If it gives some hint as to the social layer that provides inspiration for the film and Curtis’s work in general, one might note that three of the four central male figures (except Leeson, who has no love interest) face entanglements with social subordinates—Grant with his tea lady, Alan Rickman with his secretary and Firth with his cleaning woman.

Intolerable Cruelty by the Coen brothers, Ethan and Joel, is a more consistent and pleasing work, concerning the state of American marriage and divorce among the moneyed. Ruthless and successful divorce lawyer Miles Massey (George Clooney) takes the case of a multimillionaire whose adultery has been caught on video.
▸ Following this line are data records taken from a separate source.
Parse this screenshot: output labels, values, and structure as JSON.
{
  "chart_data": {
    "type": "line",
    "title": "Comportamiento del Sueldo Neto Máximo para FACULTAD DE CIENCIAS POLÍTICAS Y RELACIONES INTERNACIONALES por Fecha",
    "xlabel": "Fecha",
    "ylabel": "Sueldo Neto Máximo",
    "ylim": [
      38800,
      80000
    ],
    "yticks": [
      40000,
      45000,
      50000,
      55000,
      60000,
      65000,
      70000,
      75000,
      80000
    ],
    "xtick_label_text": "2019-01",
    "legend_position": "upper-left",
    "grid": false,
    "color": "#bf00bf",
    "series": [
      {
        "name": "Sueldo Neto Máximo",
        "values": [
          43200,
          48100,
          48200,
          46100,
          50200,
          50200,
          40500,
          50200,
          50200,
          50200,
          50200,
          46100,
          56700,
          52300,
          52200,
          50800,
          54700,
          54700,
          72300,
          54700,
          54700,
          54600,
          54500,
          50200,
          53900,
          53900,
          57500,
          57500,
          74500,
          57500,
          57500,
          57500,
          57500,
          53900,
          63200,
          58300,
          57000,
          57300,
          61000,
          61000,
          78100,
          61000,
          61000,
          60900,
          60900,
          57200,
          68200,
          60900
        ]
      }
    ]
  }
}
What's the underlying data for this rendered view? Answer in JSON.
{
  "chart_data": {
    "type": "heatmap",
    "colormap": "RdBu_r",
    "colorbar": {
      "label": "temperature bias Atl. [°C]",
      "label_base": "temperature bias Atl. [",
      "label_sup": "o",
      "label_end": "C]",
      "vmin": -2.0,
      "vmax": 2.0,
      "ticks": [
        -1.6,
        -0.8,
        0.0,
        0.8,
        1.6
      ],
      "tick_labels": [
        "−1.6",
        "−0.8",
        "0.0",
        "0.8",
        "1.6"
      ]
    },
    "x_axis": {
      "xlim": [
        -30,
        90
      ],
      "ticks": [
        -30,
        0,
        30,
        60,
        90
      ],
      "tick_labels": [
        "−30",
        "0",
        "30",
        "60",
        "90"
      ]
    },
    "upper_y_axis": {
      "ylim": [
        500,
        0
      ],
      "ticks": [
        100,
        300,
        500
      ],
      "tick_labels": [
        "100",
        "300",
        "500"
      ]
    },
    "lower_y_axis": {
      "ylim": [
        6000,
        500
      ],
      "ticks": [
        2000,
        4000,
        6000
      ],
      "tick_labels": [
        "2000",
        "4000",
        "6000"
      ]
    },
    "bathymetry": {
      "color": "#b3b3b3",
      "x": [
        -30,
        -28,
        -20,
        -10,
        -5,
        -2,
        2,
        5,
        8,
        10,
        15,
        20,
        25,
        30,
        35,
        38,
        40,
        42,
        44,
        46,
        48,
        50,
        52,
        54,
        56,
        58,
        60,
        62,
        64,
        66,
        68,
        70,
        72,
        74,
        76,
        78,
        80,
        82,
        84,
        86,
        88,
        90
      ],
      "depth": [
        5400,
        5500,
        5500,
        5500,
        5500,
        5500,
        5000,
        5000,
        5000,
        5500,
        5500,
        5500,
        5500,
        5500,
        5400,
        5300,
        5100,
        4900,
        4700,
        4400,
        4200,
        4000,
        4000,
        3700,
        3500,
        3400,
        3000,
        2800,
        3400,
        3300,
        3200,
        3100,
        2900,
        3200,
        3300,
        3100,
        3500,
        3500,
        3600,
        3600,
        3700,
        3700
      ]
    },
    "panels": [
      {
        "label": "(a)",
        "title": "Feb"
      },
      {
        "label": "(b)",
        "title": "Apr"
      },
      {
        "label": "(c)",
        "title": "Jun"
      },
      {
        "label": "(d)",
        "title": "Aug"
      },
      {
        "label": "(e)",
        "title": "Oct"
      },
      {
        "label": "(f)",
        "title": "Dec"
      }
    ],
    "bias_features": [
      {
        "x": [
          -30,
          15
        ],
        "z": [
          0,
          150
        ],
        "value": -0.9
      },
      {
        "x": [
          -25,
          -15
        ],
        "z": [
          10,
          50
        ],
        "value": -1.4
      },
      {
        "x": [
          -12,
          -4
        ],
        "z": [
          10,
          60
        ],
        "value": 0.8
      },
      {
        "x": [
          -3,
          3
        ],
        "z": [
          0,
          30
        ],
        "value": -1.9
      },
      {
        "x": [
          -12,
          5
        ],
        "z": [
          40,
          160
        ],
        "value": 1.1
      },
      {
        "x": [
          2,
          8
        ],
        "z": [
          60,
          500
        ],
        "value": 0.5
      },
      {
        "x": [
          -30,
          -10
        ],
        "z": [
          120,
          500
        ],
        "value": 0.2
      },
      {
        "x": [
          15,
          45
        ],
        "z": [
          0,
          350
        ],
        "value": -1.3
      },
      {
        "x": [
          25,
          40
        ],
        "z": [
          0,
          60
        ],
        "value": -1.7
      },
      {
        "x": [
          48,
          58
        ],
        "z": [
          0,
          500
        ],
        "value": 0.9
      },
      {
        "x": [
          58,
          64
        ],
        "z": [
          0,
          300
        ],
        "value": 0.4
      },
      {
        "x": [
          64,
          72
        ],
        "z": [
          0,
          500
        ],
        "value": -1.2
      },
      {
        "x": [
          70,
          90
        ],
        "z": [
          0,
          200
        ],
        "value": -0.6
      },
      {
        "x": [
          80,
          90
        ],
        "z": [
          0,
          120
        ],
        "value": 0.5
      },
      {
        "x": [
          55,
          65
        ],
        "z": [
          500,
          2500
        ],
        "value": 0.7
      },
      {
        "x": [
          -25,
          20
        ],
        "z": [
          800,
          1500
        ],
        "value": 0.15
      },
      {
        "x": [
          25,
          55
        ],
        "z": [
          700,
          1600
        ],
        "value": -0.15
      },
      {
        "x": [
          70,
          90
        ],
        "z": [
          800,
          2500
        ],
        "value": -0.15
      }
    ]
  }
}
Massey, endowed with marvelous white teeth and the author of a legally unbreakable prenuptial agreement, lives by this creed: “Struggle, challenge and the ultimate destruction of your opponent—that’s life.” He manages to cheat the “betrayed” wife, Marilyn (Catherine Zeta-Jones), a conniving and cash-hungry adventuress, out of the fortune she had counted on. Marilyn plots revenge and gets it, more or less.

The starting point of the script is that love and marriage among the wealthy in America resemble something Balzac would have recognized without difficulty. Matrimony and its dissolution are about joining, seizing or protecting assets. Without a prenuptial agreement, which characters persist in ripping up in the heat of the amatory moment, the wealthy individual is in the most dangerous of positions. “You’re exposed!” is the most terrifying phrase one can hear.

Clooney also happens to be a fine comic actor. Particularly memorable are the scenes in which he is beckoned by the ancient and monstrous founder of the firm, Herb Myerson (Tom Aldredge), who is apparently kept alive only by the alarming tubes coming out of his chest and the unbridled lust for money. Miles is manifestly terrified, but impressed.

It would probably be just as well for the filmmakers and audiences alike if the Coen brothers were to keep their acerbic sights set on the upper echelons of society, whom they reasonably and amusingly enough portray as a gang of criminals and incompetents, rather than treat the rest of the American population, about whose lives and concerns they largely haven’t a clue. Intolerable Cruelty is vastly preferable, in my view, to the “darkly comic” Barton Fink, The Hudsucker Proxy, The Big Lebowski and such.

The School of Rock is another weak film by Richard Linklater (Slacker, Dazed and Confused, The Newton Boys). It follows on the heels of the disappointing Tape and Waking Life. The new film concerns a journeyman musician, short of cash, who stumbles into a job as a substitute teacher and sets about turning his class into a rock and roll band. The film’s anti-establishment credentials are of a thoroughly insipid and harmless variety. Jack Black puts a good deal of energy into the role, but that can’t save a film whose idea of “open revolt” is sincere devotion to a previous decade’s popular music.

The Matrix Revolutions, directed by Larry and Andy Wachowski, is the third part in the “Matrix” trilogy. It concerns a final battle waged by humans against all-powerful machines. The work is incomprehensible unless one has studied or remembers the others. And why should anyone not with far too much time on their hands choose to do that? The dialogue is risible, full of pseudo-Zen profundity (“Everything that has a beginning has an end,” “No one can see beyond a choice they don’t understand”) and characters with names like “The Oracle,” “The Architect,” “Bane,” “Deus Ex Machina [seriously!]” and so on. A spectator might be forgiven for asking him or herself from time to time, is this a parody? Alas, no.

One may forgive Keanu Reeves (as the all-too Christlike Neo), Carrie-Anne Moss and Laurence Fishburne for taking this stuff so seriously or appearing to, but film history probably will not. One only trusts that some of those who made vast and overextended claims for the first part of the trilogy have been awakened to reality by this latest nonsense, with any luck by the sound of their own howls of laughter.